CAUTION: IMPORTANT - DO NOT ATTEMPT TO ROTATE THE WHEEL OR RIDE THE BICYCLE UNTIL YOU HAVE CHECKED FOR PROPER CLEARANCE. YOU MAY DAMAGE THE COUNTER.
Wiggle the wheel back and forth just a little. If the large counter gear rubs against the fork the fit is not correct. This can be sometimes be corrected by installing a washer between the outer side of the counter and the inside of the fork. Try this. If free rotation without rubbing cannot be obtained, the counter cannot be used on your bicycle.
Check for clearances!
If there is interference between the small plastic gear and the spokes, install a washer between the inside of the counter and the adjusting nut on the wheel.
If you are unable to fit the counter to the bicycle using washers, it may not be possible to use the counter on the bike.
Again – before attempting to rotate the wheel, check for interference. If you do not do this you will damage the counter.
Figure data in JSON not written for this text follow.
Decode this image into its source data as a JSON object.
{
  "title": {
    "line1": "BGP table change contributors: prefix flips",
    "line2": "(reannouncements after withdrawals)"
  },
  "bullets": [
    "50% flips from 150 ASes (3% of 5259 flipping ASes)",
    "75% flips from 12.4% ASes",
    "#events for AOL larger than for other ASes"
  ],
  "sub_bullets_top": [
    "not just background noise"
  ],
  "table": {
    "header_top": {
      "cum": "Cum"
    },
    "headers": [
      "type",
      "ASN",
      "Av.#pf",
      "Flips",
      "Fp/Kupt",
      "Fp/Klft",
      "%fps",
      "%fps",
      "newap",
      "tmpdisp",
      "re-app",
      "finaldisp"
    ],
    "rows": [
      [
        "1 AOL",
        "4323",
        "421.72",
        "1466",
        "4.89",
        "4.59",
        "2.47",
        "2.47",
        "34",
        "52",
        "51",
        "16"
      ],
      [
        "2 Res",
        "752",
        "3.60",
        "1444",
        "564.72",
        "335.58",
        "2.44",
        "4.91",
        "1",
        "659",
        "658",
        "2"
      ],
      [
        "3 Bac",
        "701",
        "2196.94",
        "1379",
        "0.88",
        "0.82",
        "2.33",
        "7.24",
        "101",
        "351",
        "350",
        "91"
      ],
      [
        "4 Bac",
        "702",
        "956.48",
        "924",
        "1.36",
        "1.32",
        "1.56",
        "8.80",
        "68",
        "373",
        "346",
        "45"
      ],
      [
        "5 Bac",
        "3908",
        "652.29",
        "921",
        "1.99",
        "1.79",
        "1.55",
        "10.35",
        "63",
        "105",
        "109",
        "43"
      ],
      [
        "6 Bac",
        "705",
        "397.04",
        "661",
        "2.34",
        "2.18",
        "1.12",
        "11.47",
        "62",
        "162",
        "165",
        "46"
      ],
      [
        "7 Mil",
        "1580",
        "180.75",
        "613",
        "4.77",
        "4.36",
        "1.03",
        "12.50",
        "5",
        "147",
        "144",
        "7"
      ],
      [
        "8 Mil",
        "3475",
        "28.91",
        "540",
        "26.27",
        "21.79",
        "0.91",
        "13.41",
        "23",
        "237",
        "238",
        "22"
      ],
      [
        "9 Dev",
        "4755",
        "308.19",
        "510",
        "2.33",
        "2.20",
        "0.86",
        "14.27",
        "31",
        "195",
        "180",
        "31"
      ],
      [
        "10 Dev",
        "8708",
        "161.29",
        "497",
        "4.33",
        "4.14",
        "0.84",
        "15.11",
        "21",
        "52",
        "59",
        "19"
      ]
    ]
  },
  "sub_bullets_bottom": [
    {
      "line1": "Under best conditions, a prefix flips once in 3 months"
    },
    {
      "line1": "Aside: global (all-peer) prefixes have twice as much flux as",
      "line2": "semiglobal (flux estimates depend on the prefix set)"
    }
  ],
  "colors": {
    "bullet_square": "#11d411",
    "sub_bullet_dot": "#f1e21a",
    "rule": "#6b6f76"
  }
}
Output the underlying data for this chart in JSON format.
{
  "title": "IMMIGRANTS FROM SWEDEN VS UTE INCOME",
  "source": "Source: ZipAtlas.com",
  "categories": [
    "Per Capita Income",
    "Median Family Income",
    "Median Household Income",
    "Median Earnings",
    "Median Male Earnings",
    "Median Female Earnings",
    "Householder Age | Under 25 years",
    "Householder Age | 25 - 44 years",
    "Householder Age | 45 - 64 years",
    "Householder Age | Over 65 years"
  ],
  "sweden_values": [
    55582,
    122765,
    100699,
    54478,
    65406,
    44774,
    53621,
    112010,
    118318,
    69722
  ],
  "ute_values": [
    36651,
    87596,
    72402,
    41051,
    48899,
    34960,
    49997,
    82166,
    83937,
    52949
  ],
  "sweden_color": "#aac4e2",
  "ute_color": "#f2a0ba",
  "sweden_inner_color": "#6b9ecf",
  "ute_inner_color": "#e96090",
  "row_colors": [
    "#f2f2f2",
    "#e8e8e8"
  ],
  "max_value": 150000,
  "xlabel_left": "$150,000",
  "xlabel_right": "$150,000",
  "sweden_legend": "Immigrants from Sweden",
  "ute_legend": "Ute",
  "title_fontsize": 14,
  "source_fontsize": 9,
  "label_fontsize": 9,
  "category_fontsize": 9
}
We will not be responsible for damage due to improper installation.
The Jones Counter, model JR, fits the majority of bikes with no modification. However, some bikes have front wheel geometry that makes installation difficult. In some cases, the drive tang (the little bent-over piece that is pushed by a spoke) gets bent or breaks off. This is usually caused by inattention during installation. When the counter is put on the bike, and the axle nut tightened, there must be some play, or shake, in the mechanism. If there is any binding at all, the unit must not be used until the binding is eliminated. If this is not done, the tang may be bent or broken.
We supply replacement chassis to fix bent chassis.
The manufacturer of the Veeder-Root counter used on the Jones counter recommends that rotation not exceed 500 rpm. In riding terms this amounts to about 15 mph or 25 km/hr. Many get away with riding faster, but forewarned is forearmed. Overspeed may cause damage to the working parts of the counter.